Islam is a religion of peace, no place for intolerance: Pakistan Army Chief

Pakistan’s powerful army chief General Asim Munir on Monday said there is no place for intolerance and extremism in Islam and society as he met members of the minority Christian community and appreciated their services for the welfare and defense of the country.

His comments assume significance in the backdrop of the “Jaranwala incident”, where a mob vandalized 22 churches and set fire to several Christian houses on charges of blasphemy. There were no casualties but it was one of the most devastating attacks on Christians in the Muslim-majority country.

“Islam is a religion of peace and there is no place for intolerance and extremism in Islam and society. No one can be allowed to take law into their own hands in a civilized society,” General Munir said during an interaction with 14 members. ” Delegation of Christian community led by Dr. Azad Marshall – Moderator and Presiding Bishop (Church of Pakistan and Bishop of Raiwind) at General Headquarters, Rawalpindi.

The Army said in a statement that matters of mutual interest, religious and inter-religious harmony were discussed during the meeting.

General Munir “appreciated the contribution of the Pakistani Christian community to national development, including promotion of quality education, health care and philanthropic services, and the outstanding role played by them in defense of the motherland.”

The delegation acknowledged the efforts of the Pakistan Army in fighting terrorism and providing a safe environment to minorities in the country, and as an inspiration to Pakistani minorities to take a greater active part in nation building and restore their confidence. Appreciated the Army Chief’s move.

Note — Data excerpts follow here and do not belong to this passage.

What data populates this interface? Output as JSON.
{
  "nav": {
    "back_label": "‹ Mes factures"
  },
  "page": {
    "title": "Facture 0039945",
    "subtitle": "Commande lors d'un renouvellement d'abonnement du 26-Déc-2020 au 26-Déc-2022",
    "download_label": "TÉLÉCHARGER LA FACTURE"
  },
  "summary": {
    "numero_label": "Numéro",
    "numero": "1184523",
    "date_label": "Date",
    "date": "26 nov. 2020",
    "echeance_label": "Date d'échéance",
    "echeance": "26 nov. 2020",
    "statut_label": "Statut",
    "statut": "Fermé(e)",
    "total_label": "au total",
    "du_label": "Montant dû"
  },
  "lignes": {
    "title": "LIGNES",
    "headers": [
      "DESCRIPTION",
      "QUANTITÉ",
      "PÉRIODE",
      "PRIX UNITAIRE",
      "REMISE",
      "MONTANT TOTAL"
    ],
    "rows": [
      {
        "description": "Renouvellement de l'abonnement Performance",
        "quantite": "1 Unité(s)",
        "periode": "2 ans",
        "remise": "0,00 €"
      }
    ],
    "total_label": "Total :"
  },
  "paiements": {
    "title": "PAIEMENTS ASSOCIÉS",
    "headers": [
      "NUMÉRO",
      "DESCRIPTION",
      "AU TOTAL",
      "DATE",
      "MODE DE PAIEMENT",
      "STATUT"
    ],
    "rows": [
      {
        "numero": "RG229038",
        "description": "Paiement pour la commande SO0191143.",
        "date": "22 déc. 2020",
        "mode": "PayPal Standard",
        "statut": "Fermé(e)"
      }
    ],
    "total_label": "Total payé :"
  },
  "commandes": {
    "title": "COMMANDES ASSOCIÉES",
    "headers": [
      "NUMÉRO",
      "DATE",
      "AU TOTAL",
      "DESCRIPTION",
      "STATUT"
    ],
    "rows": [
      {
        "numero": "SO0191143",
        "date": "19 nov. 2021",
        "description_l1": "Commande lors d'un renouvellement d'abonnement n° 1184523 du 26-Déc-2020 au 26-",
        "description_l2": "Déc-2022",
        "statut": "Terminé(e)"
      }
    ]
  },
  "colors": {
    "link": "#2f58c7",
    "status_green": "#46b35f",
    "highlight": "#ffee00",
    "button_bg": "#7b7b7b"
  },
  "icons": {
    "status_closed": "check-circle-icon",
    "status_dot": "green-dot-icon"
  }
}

According to the statement, a united and tolerant society.

Authorities have so far restored nine of the 22 churches that were burned by violent mobs on charges of blasphemy.

At least 24 churches and several dozen small chapels as well as several houses were torched in a series of brutal mob-led attacks against the Christian community on August 16, according to a report by Pakistan’s Human Rights Commission fact-finding mission. It was given and looted. Jaranwala city, a city in the Punjab province, on charges of blasphemy against a Christian man.

It said the mob attack on Christian places of worship, their residences and cemeteries was part of a “larger hate campaign against local Christians” and questioned the open involvement of radical Islamists and police complicity in the incident.